Wednesday, August 10, 2011

Sudoku Freebie!

One thing I want to do this year is introduce my students to Sudoku. (I have spent countless hours playing it in the past few years.) It's a such wonderful, mind-stimulating game that fosters critical thinking skills in students. I am posting the Sudoku pages that I put together for my own classroom. I did not make up these puzzles, just typed them up. (I wanted them to be bigger and I also added a few additonal numbers to some of the puzzles to make it a wee bit easier.) I'm posting what I made for you to use in your own classroom.

Do any of you already use Sudoku? I'd love to hear about it!

Sudoku Puzzles


  1. Hi there! My students and I just LOVE Sudoku! Last year, I taught fourth grade gifted and talented math and I used these as warm-ups, challenge centers/logic games, and as competetive games. Many students would end up carrying them from math class to lunch and then sharing them with all the other students. I ended up having to make a ton of copies! I have to admit, I just purchased a copy of "Absolutely Nasty Sudoku Puzzles" at a local wholesale club. It's great for the mind!
    Thanks so much for sharing!
    Hop on over to Teaching Tales!

  2. I'm a subsitute teacher and I love using Sudoku as a filler. Last year I printed off an easy and a medium for a class I was subbing for, not knowing if they'd like it, and after I subbed, they always ask if I brought Sudoku with me! I think this could be used for morning owrk, fillers, a math center, the possiblities are endless!
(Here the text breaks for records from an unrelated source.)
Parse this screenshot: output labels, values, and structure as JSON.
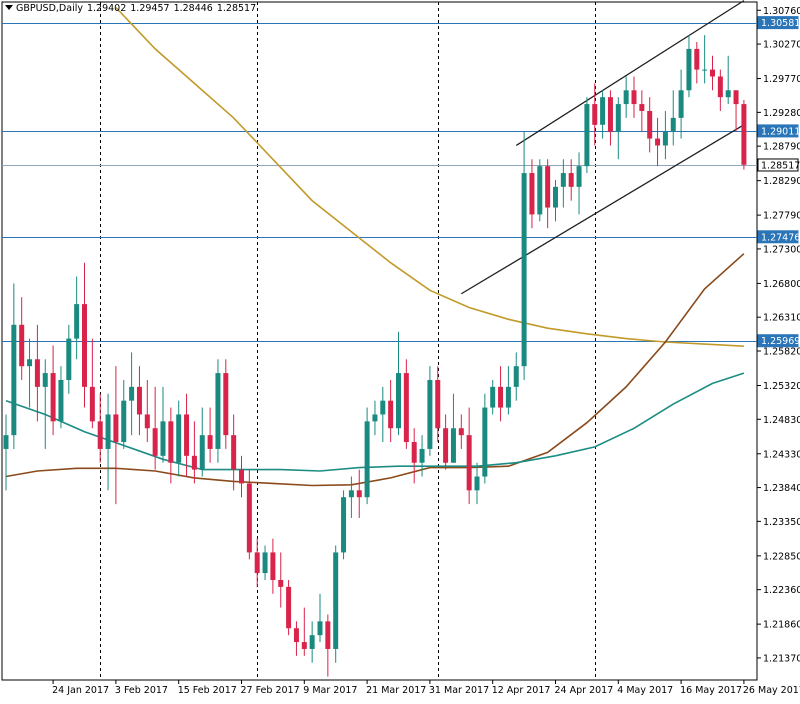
{
  "header": {
    "symbol": "GBPUSD,Daily",
    "open": "1.29402",
    "high": "1.29457",
    "low": "1.28446",
    "close": "1.28517"
  },
  "colors": {
    "background": "#ffffff",
    "bull": "#1a8a80",
    "bear": "#d8234a",
    "level_line": "#2a74b8",
    "sma_long": "#c29a2a",
    "sma_mid": "#8a4a1c",
    "sma_short": "#1b8d84",
    "channel": "#1f1f1f",
    "vline": "#000000"
  },
  "chart_data": {
    "type": "candlestick",
    "symbol": "GBPUSD",
    "timeframe": "Daily",
    "ylim": [
      1.2105,
      1.3088
    ],
    "y_ticks": [
      "1.30760",
      "1.30270",
      "1.29770",
      "1.29280",
      "1.28790",
      "1.28290",
      "1.27790",
      "1.27300",
      "1.26800",
      "1.26310",
      "1.25820",
      "1.25320",
      "1.24830",
      "1.24330",
      "1.23840",
      "1.23350",
      "1.22850",
      "1.22360",
      "1.21860",
      "1.21370"
    ],
    "x_labels": [
      {
        "date": "2017-01-24",
        "label": "24 Jan 2017"
      },
      {
        "date": "2017-02-03",
        "label": "3 Feb 2017"
      },
      {
        "date": "2017-02-15",
        "label": "15 Feb 2017"
      },
      {
        "date": "2017-02-27",
        "label": "27 Feb 2017"
      },
      {
        "date": "2017-03-09",
        "label": "9 Mar 2017"
      },
      {
        "date": "2017-03-21",
        "label": "21 Mar 2017"
      },
      {
        "date": "2017-03-31",
        "label": "31 Mar 2017"
      },
      {
        "date": "2017-04-12",
        "label": "12 Apr 2017"
      },
      {
        "date": "2017-04-24",
        "label": "24 Apr 2017"
      },
      {
        "date": "2017-05-04",
        "label": "4 May 2017"
      },
      {
        "date": "2017-05-16",
        "label": "16 May 2017"
      },
      {
        "date": "2017-05-26",
        "label": "26 May 2017"
      }
    ],
    "vertical_separators": [
      "2017-02-01",
      "2017-03-01",
      "2017-04-03",
      "2017-05-01"
    ],
    "horizontal_levels": [
      {
        "value": 1.30581,
        "label": "1.30581",
        "style": "blue"
      },
      {
        "value": 1.29011,
        "label": "1.29011",
        "style": "blue"
      },
      {
        "value": 1.28517,
        "label": "1.28517",
        "style": "current"
      },
      {
        "value": 1.27476,
        "label": "1.27476",
        "style": "blue"
      },
      {
        "value": 1.25969,
        "label": "1.25969",
        "style": "blue"
      }
    ],
    "candles": [
      {
        "date": "2017-01-16",
        "o": 1.244,
        "h": 1.249,
        "l": 1.238,
        "c": 1.246
      },
      {
        "date": "2017-01-17",
        "o": 1.246,
        "h": 1.268,
        "l": 1.244,
        "c": 1.262
      },
      {
        "date": "2017-01-18",
        "o": 1.262,
        "h": 1.266,
        "l": 1.254,
        "c": 1.256
      },
      {
        "date": "2017-01-19",
        "o": 1.256,
        "h": 1.26,
        "l": 1.25,
        "c": 1.257
      },
      {
        "date": "2017-01-20",
        "o": 1.257,
        "h": 1.262,
        "l": 1.248,
        "c": 1.253
      },
      {
        "date": "2017-01-23",
        "o": 1.253,
        "h": 1.257,
        "l": 1.244,
        "c": 1.255
      },
      {
        "date": "2017-01-24",
        "o": 1.255,
        "h": 1.259,
        "l": 1.246,
        "c": 1.248
      },
      {
        "date": "2017-01-25",
        "o": 1.248,
        "h": 1.256,
        "l": 1.247,
        "c": 1.254
      },
      {
        "date": "2017-01-26",
        "o": 1.254,
        "h": 1.262,
        "l": 1.252,
        "c": 1.26
      },
      {
        "date": "2017-01-27",
        "o": 1.26,
        "h": 1.269,
        "l": 1.257,
        "c": 1.265
      },
      {
        "date": "2017-01-30",
        "o": 1.265,
        "h": 1.271,
        "l": 1.25,
        "c": 1.253
      },
      {
        "date": "2017-01-31",
        "o": 1.253,
        "h": 1.26,
        "l": 1.247,
        "c": 1.248
      },
      {
        "date": "2017-02-01",
        "o": 1.248,
        "h": 1.252,
        "l": 1.242,
        "c": 1.244
      },
      {
        "date": "2017-02-02",
        "o": 1.244,
        "h": 1.252,
        "l": 1.238,
        "c": 1.249
      },
      {
        "date": "2017-02-03",
        "o": 1.249,
        "h": 1.256,
        "l": 1.236,
        "c": 1.245
      },
      {
        "date": "2017-02-06",
        "o": 1.245,
        "h": 1.254,
        "l": 1.244,
        "c": 1.251
      },
      {
        "date": "2017-02-07",
        "o": 1.251,
        "h": 1.258,
        "l": 1.246,
        "c": 1.253
      },
      {
        "date": "2017-02-08",
        "o": 1.253,
        "h": 1.256,
        "l": 1.246,
        "c": 1.249
      },
      {
        "date": "2017-02-09",
        "o": 1.249,
        "h": 1.254,
        "l": 1.245,
        "c": 1.247
      },
      {
        "date": "2017-02-10",
        "o": 1.247,
        "h": 1.253,
        "l": 1.241,
        "c": 1.243
      },
      {
        "date": "2017-02-13",
        "o": 1.243,
        "h": 1.253,
        "l": 1.242,
        "c": 1.248
      },
      {
        "date": "2017-02-14",
        "o": 1.248,
        "h": 1.25,
        "l": 1.239,
        "c": 1.242
      },
      {
        "date": "2017-02-15",
        "o": 1.242,
        "h": 1.251,
        "l": 1.24,
        "c": 1.249
      },
      {
        "date": "2017-02-16",
        "o": 1.249,
        "h": 1.252,
        "l": 1.24,
        "c": 1.243
      },
      {
        "date": "2017-02-17",
        "o": 1.243,
        "h": 1.248,
        "l": 1.239,
        "c": 1.241
      },
      {
        "date": "2017-02-20",
        "o": 1.241,
        "h": 1.25,
        "l": 1.24,
        "c": 1.246
      },
      {
        "date": "2017-02-21",
        "o": 1.246,
        "h": 1.25,
        "l": 1.242,
        "c": 1.244
      },
      {
        "date": "2017-02-22",
        "o": 1.244,
        "h": 1.257,
        "l": 1.242,
        "c": 1.255
      },
      {
        "date": "2017-02-23",
        "o": 1.255,
        "h": 1.257,
        "l": 1.244,
        "c": 1.246
      },
      {
        "date": "2017-02-24",
        "o": 1.246,
        "h": 1.249,
        "l": 1.238,
        "c": 1.241
      },
      {
        "date": "2017-02-27",
        "o": 1.241,
        "h": 1.243,
        "l": 1.237,
        "c": 1.239
      },
      {
        "date": "2017-02-28",
        "o": 1.239,
        "h": 1.241,
        "l": 1.228,
        "c": 1.229
      },
      {
        "date": "2017-03-01",
        "o": 1.229,
        "h": 1.231,
        "l": 1.224,
        "c": 1.226
      },
      {
        "date": "2017-03-02",
        "o": 1.226,
        "h": 1.23,
        "l": 1.225,
        "c": 1.229
      },
      {
        "date": "2017-03-03",
        "o": 1.229,
        "h": 1.231,
        "l": 1.223,
        "c": 1.225
      },
      {
        "date": "2017-03-06",
        "o": 1.225,
        "h": 1.229,
        "l": 1.221,
        "c": 1.224
      },
      {
        "date": "2017-03-07",
        "o": 1.224,
        "h": 1.225,
        "l": 1.217,
        "c": 1.218
      },
      {
        "date": "2017-03-08",
        "o": 1.218,
        "h": 1.219,
        "l": 1.214,
        "c": 1.216
      },
      {
        "date": "2017-03-09",
        "o": 1.216,
        "h": 1.221,
        "l": 1.214,
        "c": 1.215
      },
      {
        "date": "2017-03-10",
        "o": 1.215,
        "h": 1.219,
        "l": 1.213,
        "c": 1.217
      },
      {
        "date": "2017-03-13",
        "o": 1.217,
        "h": 1.223,
        "l": 1.216,
        "c": 1.219
      },
      {
        "date": "2017-03-14",
        "o": 1.219,
        "h": 1.22,
        "l": 1.211,
        "c": 1.215
      },
      {
        "date": "2017-03-15",
        "o": 1.215,
        "h": 1.23,
        "l": 1.213,
        "c": 1.229
      },
      {
        "date": "2017-03-16",
        "o": 1.229,
        "h": 1.238,
        "l": 1.228,
        "c": 1.237
      },
      {
        "date": "2017-03-17",
        "o": 1.237,
        "h": 1.24,
        "l": 1.234,
        "c": 1.238
      },
      {
        "date": "2017-03-20",
        "o": 1.238,
        "h": 1.241,
        "l": 1.234,
        "c": 1.237
      },
      {
        "date": "2017-03-21",
        "o": 1.237,
        "h": 1.25,
        "l": 1.236,
        "c": 1.248
      },
      {
        "date": "2017-03-22",
        "o": 1.248,
        "h": 1.251,
        "l": 1.246,
        "c": 1.249
      },
      {
        "date": "2017-03-23",
        "o": 1.249,
        "h": 1.253,
        "l": 1.245,
        "c": 1.251
      },
      {
        "date": "2017-03-24",
        "o": 1.251,
        "h": 1.254,
        "l": 1.245,
        "c": 1.247
      },
      {
        "date": "2017-03-27",
        "o": 1.247,
        "h": 1.261,
        "l": 1.246,
        "c": 1.255
      },
      {
        "date": "2017-03-28",
        "o": 1.255,
        "h": 1.257,
        "l": 1.244,
        "c": 1.245
      },
      {
        "date": "2017-03-29",
        "o": 1.245,
        "h": 1.247,
        "l": 1.239,
        "c": 1.242
      },
      {
        "date": "2017-03-30",
        "o": 1.242,
        "h": 1.246,
        "l": 1.24,
        "c": 1.244
      },
      {
        "date": "2017-03-31",
        "o": 1.244,
        "h": 1.256,
        "l": 1.243,
        "c": 1.254
      },
      {
        "date": "2017-04-03",
        "o": 1.254,
        "h": 1.256,
        "l": 1.245,
        "c": 1.247
      },
      {
        "date": "2017-04-04",
        "o": 1.247,
        "h": 1.249,
        "l": 1.241,
        "c": 1.242
      },
      {
        "date": "2017-04-05",
        "o": 1.242,
        "h": 1.252,
        "l": 1.242,
        "c": 1.247
      },
      {
        "date": "2017-04-06",
        "o": 1.247,
        "h": 1.249,
        "l": 1.244,
        "c": 1.246
      },
      {
        "date": "2017-04-07",
        "o": 1.246,
        "h": 1.25,
        "l": 1.236,
        "c": 1.238
      },
      {
        "date": "2017-04-10",
        "o": 1.238,
        "h": 1.242,
        "l": 1.236,
        "c": 1.24
      },
      {
        "date": "2017-04-11",
        "o": 1.24,
        "h": 1.252,
        "l": 1.239,
        "c": 1.25
      },
      {
        "date": "2017-04-12",
        "o": 1.25,
        "h": 1.254,
        "l": 1.249,
        "c": 1.253
      },
      {
        "date": "2017-04-13",
        "o": 1.253,
        "h": 1.256,
        "l": 1.248,
        "c": 1.25
      },
      {
        "date": "2017-04-14",
        "o": 1.25,
        "h": 1.256,
        "l": 1.249,
        "c": 1.253
      },
      {
        "date": "2017-04-17",
        "o": 1.253,
        "h": 1.258,
        "l": 1.251,
        "c": 1.256
      },
      {
        "date": "2017-04-18",
        "o": 1.256,
        "h": 1.29,
        "l": 1.254,
        "c": 1.284
      },
      {
        "date": "2017-04-19",
        "o": 1.284,
        "h": 1.286,
        "l": 1.276,
        "c": 1.278
      },
      {
        "date": "2017-04-20",
        "o": 1.278,
        "h": 1.286,
        "l": 1.277,
        "c": 1.285
      },
      {
        "date": "2017-04-21",
        "o": 1.285,
        "h": 1.286,
        "l": 1.276,
        "c": 1.279
      },
      {
        "date": "2017-04-24",
        "o": 1.279,
        "h": 1.283,
        "l": 1.277,
        "c": 1.282
      },
      {
        "date": "2017-04-25",
        "o": 1.282,
        "h": 1.286,
        "l": 1.279,
        "c": 1.284
      },
      {
        "date": "2017-04-26",
        "o": 1.284,
        "h": 1.286,
        "l": 1.28,
        "c": 1.282
      },
      {
        "date": "2017-04-27",
        "o": 1.282,
        "h": 1.287,
        "l": 1.278,
        "c": 1.285
      },
      {
        "date": "2017-04-28",
        "o": 1.285,
        "h": 1.295,
        "l": 1.284,
        "c": 1.294
      },
      {
        "date": "2017-05-01",
        "o": 1.294,
        "h": 1.297,
        "l": 1.288,
        "c": 1.291
      },
      {
        "date": "2017-05-02",
        "o": 1.291,
        "h": 1.296,
        "l": 1.289,
        "c": 1.295
      },
      {
        "date": "2017-05-03",
        "o": 1.295,
        "h": 1.296,
        "l": 1.288,
        "c": 1.29
      },
      {
        "date": "2017-05-04",
        "o": 1.29,
        "h": 1.295,
        "l": 1.286,
        "c": 1.294
      },
      {
        "date": "2017-05-05",
        "o": 1.294,
        "h": 1.298,
        "l": 1.292,
        "c": 1.296
      },
      {
        "date": "2017-05-08",
        "o": 1.296,
        "h": 1.298,
        "l": 1.292,
        "c": 1.294
      },
      {
        "date": "2017-05-09",
        "o": 1.294,
        "h": 1.296,
        "l": 1.29,
        "c": 1.293
      },
      {
        "date": "2017-05-10",
        "o": 1.293,
        "h": 1.295,
        "l": 1.287,
        "c": 1.289
      },
      {
        "date": "2017-05-11",
        "o": 1.289,
        "h": 1.292,
        "l": 1.285,
        "c": 1.288
      },
      {
        "date": "2017-05-12",
        "o": 1.288,
        "h": 1.293,
        "l": 1.286,
        "c": 1.29
      },
      {
        "date": "2017-05-15",
        "o": 1.29,
        "h": 1.296,
        "l": 1.288,
        "c": 1.292
      },
      {
        "date": "2017-05-16",
        "o": 1.292,
        "h": 1.299,
        "l": 1.289,
        "c": 1.296
      },
      {
        "date": "2017-05-17",
        "o": 1.296,
        "h": 1.304,
        "l": 1.295,
        "c": 1.302
      },
      {
        "date": "2017-05-18",
        "o": 1.302,
        "h": 1.303,
        "l": 1.297,
        "c": 1.299
      },
      {
        "date": "2017-05-19",
        "o": 1.299,
        "h": 1.304,
        "l": 1.297,
        "c": 1.299
      },
      {
        "date": "2017-05-22",
        "o": 1.299,
        "h": 1.301,
        "l": 1.296,
        "c": 1.298
      },
      {
        "date": "2017-05-23",
        "o": 1.298,
        "h": 1.299,
        "l": 1.293,
        "c": 1.295
      },
      {
        "date": "2017-05-24",
        "o": 1.295,
        "h": 1.301,
        "l": 1.294,
        "c": 1.296
      },
      {
        "date": "2017-05-25",
        "o": 1.296,
        "h": 1.296,
        "l": 1.29,
        "c": 1.294
      },
      {
        "date": "2017-05-26",
        "o": 1.294,
        "h": 1.2946,
        "l": 1.2845,
        "c": 1.2852
      }
    ],
    "moving_averages": [
      {
        "color_key": "sma_long",
        "points": [
          [
            "2017-02-03",
            1.308
          ],
          [
            "2017-02-10",
            1.302
          ],
          [
            "2017-02-17",
            1.297
          ],
          [
            "2017-02-24",
            1.292
          ],
          [
            "2017-03-03",
            1.286
          ],
          [
            "2017-03-10",
            1.28
          ],
          [
            "2017-03-17",
            1.2755
          ],
          [
            "2017-03-24",
            1.271
          ],
          [
            "2017-03-31",
            1.267
          ],
          [
            "2017-04-07",
            1.2645
          ],
          [
            "2017-04-14",
            1.2628
          ],
          [
            "2017-04-21",
            1.2615
          ],
          [
            "2017-04-28",
            1.2607
          ],
          [
            "2017-05-05",
            1.26
          ],
          [
            "2017-05-12",
            1.2595
          ],
          [
            "2017-05-19",
            1.2592
          ],
          [
            "2017-05-26",
            1.2589
          ]
        ]
      },
      {
        "color_key": "sma_mid",
        "points": [
          [
            "2017-01-16",
            1.24
          ],
          [
            "2017-01-20",
            1.2408
          ],
          [
            "2017-01-27",
            1.2412
          ],
          [
            "2017-02-03",
            1.2412
          ],
          [
            "2017-02-10",
            1.2408
          ],
          [
            "2017-02-17",
            1.2398
          ],
          [
            "2017-02-24",
            1.2393
          ],
          [
            "2017-03-03",
            1.239
          ],
          [
            "2017-03-10",
            1.2387
          ],
          [
            "2017-03-17",
            1.2388
          ],
          [
            "2017-03-24",
            1.2398
          ],
          [
            "2017-03-31",
            1.2413
          ],
          [
            "2017-04-07",
            1.2413
          ],
          [
            "2017-04-14",
            1.2415
          ],
          [
            "2017-04-21",
            1.2435
          ],
          [
            "2017-04-28",
            1.2478
          ],
          [
            "2017-05-05",
            1.253
          ],
          [
            "2017-05-12",
            1.2595
          ],
          [
            "2017-05-19",
            1.2672
          ],
          [
            "2017-05-26",
            1.2723
          ]
        ]
      },
      {
        "color_key": "sma_short",
        "points": [
          [
            "2017-01-16",
            1.251
          ],
          [
            "2017-01-23",
            1.249
          ],
          [
            "2017-01-30",
            1.2465
          ],
          [
            "2017-02-06",
            1.2445
          ],
          [
            "2017-02-13",
            1.2425
          ],
          [
            "2017-02-20",
            1.241
          ],
          [
            "2017-02-27",
            1.241
          ],
          [
            "2017-03-06",
            1.241
          ],
          [
            "2017-03-13",
            1.2408
          ],
          [
            "2017-03-20",
            1.2413
          ],
          [
            "2017-03-27",
            1.2415
          ],
          [
            "2017-04-03",
            1.2415
          ],
          [
            "2017-04-10",
            1.2415
          ],
          [
            "2017-04-17",
            1.242
          ],
          [
            "2017-04-24",
            1.243
          ],
          [
            "2017-05-01",
            1.2443
          ],
          [
            "2017-05-08",
            1.247
          ],
          [
            "2017-05-15",
            1.2505
          ],
          [
            "2017-05-22",
            1.2535
          ],
          [
            "2017-05-26",
            1.255
          ]
        ]
      }
    ],
    "channel_lines": [
      {
        "from": [
          "2017-04-17",
          1.288
        ],
        "to": [
          "2017-05-26",
          1.309
        ]
      },
      {
        "from": [
          "2017-04-06",
          1.2665
        ],
        "to": [
          "2017-05-26",
          1.291
        ]
      }
    ]
  }
}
    Journey of a Substitute Teacher

  3. I love using sudoku with my class. I usually use it as a fast finisher activity for my math inclined. I will teach a few kids and show them my strategies, then they become the sudoku leaders and teach others who are interested in learning.

    Thanks for sharing your boards. It is the perfect reason to try out my personal laminator I just got!

    Speaking of math workstations, I had a post I would love your feedback on if you have time. Block It Out

    Thanks again! ~Amanda
    The Teaching Thief

  4. Last year was my first year teaching 3rd grade (I had previously taught K and 1) so I have never used Sudoku with my students before but I am very excited to give it a try this year. I love puzzles and numbers so to me Sudoku is perfect for me . . . I just hope my kiddos feel the same. Thank you so much for this wonderful resource!!!
    : ) Nicole

  5. I have used Sudoku for a couple of years. I build my students up by starting with a four square one, then we move on to a six square before getting to a 9 square one. The four square is a great introduction it makes them understand better what the object of the puzzle is.

    The biggest mistakes kids have with these is that they want to put a number that they "think" goes there. They must have proof before inserting a number. For this reason, before they can share an answer with the class, I remind them they must PROVE to us why that is the number.

    The other plus of 4 square sudokus is that they practice the same thinking skills in a lot less time!

    Lifelong Learning

  6. has a bunch of Sudoku puzzles! I love that they start with less numbers- instead of 1-9 in each row, you only have to get 1-4. They even have some that start with pictures, so they're ready for just about any grade level.

    My kids last year LOVED getting to "graduate" to the next hardest kind. Plus, they're GREAT for logic skills- but be prepared for one or two that just may not get it the entire time you work on them.

  7. If you like soduku...then you will love ken ken. It is the next step up. It is like Ken Ken, but the students have to use their computation skills to fill in the boxes. Here is the link:

    My kids loved getting their weekly Ken Ken challenge...and it really helps with building their facts.

  8. I'm going to use Suduko with my 3rd graders this year! I have a lot of high ability students, and they need to be challenged in different ways!

    I just started school today, but I will let you know how it works out!

    Ms. Payton

  9. If you love sudoku, you'll love kenken. It's like sudoku but incorporates addition and subtraction and multiplication. Give it a try. It's addictive.